I forgot to ask him to clarify if he meant $75 in their current state, but I assumed he meant in better condition, with decent upholstery. He’s actually the one who referred me to the appraiser, so I suppose Dennis the man with the plan.
When I Google “English pub chairs”, I get all kinds of stuff. Not much looks like mine. I can’t help questioning the repair guy a smidgen. That’s why I want to double-check with the appraiser.
I do see a lot of “English side chairs” like the ones below that DO look like my chairs.
Is it just better marketing to call it a “side chair” instead of a “pub chair”? Maybe.
The eBay listing calls these “Side Chairs”. The leather portions of these chairs do have a similar shape to mine, but less ornate legs and no carving on the back.
The English chairs above, with original leather in great condition, list for $1600. These are the closest image I’ve seen to mine.
Although overall silhouette is similar, I see differences. The carving is less ornate. The tacks appear smaller (at least in the photo). They are missing the bowed seat.
Another friend Erin, a designer with super-cool store, Circa Makers and Merchants, had guessed Jacobean (English) or Spanish Revival.
(BTW, check out her cute store… https://www.facebook.com/CircaEasley/about)
Hard to say what style these chairs are!
Look what’s selling online, and you’ll see what I mean!
This set of chairs has the huge brass tacks like mine. The set, with shabby but un-torn backs, is only selling for $325. They’re Spanish, but price-wise, that’s about $55 per chair, so it’s close to the price I was given. They have pretty minimal carving though.
On the other hand, this pair of Spanish revival chairs is selling for $1800! That’s almost 2 grand! They have the original velvet upholstery in good condition, so obviously, that’s a huge bonus.
Nevertheless, I’d expect that if they had been reupholstered at some point, they’d have to be worth more than $75!

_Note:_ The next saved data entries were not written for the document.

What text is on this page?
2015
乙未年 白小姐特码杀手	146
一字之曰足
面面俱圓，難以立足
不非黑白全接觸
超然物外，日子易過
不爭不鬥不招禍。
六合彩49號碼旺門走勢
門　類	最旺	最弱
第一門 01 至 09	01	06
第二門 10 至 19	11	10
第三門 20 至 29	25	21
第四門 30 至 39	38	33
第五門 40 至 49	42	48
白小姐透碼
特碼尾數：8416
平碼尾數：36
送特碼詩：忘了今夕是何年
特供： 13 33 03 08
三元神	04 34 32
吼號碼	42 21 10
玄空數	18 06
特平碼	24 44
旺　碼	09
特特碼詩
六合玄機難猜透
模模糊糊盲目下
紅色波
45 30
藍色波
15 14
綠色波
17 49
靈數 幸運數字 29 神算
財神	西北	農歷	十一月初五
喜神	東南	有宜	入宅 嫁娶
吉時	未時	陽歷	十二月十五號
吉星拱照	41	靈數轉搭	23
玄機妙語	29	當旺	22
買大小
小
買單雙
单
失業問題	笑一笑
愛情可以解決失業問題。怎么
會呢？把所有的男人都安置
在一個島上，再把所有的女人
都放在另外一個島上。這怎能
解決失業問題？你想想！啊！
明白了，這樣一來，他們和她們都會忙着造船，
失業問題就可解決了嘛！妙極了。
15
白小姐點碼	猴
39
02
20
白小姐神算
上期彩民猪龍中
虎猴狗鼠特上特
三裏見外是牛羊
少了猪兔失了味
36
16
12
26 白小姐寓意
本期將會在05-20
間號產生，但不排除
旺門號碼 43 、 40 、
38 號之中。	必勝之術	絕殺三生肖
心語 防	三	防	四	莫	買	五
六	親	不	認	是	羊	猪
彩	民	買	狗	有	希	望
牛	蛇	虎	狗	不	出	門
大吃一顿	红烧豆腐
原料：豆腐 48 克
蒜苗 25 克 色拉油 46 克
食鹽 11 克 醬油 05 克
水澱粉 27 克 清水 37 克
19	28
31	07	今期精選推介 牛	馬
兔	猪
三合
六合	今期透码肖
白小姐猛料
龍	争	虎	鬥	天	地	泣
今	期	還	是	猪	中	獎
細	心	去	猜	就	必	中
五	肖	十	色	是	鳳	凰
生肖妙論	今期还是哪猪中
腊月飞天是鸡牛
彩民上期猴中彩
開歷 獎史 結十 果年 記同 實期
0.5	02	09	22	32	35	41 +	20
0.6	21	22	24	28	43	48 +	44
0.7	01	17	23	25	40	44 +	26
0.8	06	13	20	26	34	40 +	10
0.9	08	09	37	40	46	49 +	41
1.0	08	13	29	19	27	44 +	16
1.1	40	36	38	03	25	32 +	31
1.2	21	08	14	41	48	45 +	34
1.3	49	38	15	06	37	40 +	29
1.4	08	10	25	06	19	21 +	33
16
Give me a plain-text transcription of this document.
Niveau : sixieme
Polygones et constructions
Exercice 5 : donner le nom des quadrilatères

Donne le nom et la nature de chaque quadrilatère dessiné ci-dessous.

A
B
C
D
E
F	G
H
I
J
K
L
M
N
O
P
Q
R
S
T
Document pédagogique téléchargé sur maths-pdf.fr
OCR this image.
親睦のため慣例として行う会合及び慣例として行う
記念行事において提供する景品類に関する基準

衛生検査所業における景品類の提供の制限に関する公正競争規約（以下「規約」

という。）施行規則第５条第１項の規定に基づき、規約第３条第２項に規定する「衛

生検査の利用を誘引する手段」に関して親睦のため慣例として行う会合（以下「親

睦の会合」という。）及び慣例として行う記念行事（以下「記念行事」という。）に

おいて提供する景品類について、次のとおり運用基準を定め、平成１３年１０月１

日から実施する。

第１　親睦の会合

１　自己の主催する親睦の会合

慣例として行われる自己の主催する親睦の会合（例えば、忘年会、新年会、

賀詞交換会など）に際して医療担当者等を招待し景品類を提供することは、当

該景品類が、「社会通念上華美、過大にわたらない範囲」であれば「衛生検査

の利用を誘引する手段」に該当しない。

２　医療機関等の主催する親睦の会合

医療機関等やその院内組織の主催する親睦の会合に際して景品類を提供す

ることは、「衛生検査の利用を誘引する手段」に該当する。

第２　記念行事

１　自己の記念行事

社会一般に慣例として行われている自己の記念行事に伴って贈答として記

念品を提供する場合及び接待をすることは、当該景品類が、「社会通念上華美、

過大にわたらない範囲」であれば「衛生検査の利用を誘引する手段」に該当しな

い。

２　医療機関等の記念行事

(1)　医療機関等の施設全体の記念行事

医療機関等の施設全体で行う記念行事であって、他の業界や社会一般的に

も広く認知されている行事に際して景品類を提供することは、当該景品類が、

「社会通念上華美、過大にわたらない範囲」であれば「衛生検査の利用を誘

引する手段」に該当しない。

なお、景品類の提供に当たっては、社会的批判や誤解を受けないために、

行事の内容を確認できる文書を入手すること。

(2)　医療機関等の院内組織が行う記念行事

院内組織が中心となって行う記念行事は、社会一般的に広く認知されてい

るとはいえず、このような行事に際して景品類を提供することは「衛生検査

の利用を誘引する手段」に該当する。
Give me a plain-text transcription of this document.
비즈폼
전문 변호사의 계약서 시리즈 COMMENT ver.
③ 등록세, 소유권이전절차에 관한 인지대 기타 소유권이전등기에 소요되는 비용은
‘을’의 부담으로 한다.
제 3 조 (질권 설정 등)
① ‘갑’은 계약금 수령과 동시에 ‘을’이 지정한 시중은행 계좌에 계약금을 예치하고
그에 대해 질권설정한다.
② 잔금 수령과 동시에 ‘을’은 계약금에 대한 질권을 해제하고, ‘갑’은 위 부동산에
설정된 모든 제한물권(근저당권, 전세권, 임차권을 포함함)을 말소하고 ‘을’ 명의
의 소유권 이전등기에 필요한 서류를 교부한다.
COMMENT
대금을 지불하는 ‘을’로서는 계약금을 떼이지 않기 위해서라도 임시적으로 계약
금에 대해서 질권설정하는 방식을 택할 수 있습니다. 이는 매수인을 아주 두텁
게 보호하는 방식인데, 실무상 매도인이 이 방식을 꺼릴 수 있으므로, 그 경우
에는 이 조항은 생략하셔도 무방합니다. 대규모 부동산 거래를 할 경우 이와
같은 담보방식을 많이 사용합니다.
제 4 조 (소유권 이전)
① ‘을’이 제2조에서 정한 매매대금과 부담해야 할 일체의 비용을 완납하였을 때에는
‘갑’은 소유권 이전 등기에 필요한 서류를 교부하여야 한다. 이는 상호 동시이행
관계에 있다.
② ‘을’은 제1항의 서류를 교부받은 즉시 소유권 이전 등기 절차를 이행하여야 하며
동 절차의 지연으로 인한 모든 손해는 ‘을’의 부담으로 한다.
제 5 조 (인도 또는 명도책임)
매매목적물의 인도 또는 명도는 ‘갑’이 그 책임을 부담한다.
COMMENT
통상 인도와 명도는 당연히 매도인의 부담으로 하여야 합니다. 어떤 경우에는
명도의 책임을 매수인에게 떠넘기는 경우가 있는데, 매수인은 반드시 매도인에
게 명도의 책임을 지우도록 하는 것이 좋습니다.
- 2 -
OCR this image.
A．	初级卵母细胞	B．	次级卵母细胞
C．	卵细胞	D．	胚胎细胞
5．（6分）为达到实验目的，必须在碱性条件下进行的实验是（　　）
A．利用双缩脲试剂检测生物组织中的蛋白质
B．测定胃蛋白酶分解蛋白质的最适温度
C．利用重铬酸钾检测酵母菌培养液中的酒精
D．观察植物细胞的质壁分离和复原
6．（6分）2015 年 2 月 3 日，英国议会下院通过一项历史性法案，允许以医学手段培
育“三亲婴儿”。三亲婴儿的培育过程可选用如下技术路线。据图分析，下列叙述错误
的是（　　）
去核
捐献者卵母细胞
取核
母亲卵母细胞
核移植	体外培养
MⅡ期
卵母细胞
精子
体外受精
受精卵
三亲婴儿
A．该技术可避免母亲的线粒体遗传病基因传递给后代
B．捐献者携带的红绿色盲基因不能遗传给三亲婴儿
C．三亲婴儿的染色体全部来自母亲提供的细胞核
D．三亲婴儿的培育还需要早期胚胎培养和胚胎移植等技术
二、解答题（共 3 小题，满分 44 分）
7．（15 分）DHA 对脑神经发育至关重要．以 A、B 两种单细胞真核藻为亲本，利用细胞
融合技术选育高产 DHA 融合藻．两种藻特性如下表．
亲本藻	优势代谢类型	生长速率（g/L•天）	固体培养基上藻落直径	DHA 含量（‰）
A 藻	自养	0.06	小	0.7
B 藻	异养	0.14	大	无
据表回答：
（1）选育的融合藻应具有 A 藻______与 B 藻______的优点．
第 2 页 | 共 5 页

Obviously, I don’t expect to sell my chairs for $1500 with the worn-out leather. This is not my Antiques Roadshow moment of glory. lol
Still I’m curious about the heck they really are! And I’m curious what they’d be worth reupholstered.
My husband is dying to tackle this upholstery project. I say, have at it! I can snag some solid upholstery remnant (fabric) for next to nothing.
If he thinks it’s a fun weekend project, then it was worth saving them just for his entertainment.
And even though he’s not a pro, I imagine it’ll still be a huge improvement!
Plus, we saved a little piece of history.
For comparison, what new chairs can you buy for $75?
If mine had good fabric, even if the ornate style isn’t your taste, which chairs would you say have more value?
These new Walmart chairs are OK. I could see myself buying them… so my kids don’t ruin my antique, upholstered dining chairs. (You had to see that one coming.)
In 10-20 years, the Walmart chairs will be a scratched-up, rickety mess – someone will leave them on the side of the road. But I won’t be picking those up!
In the same time frame, these old English chairs should be going strong, assuming they aren’t abused.
When I was in England, I observed the British generally appreciate things that are old. They don’t chuck useful things just because they’re a couple of years old. Yes, I saw some shabbiness… but I liked it. It seemed so much less wasteful.
Here in the US, we like things to be new, shiny, and usually plastic. When I got home, I started looking at all the plastic everywhere. I can’t help but view the world a little differently now.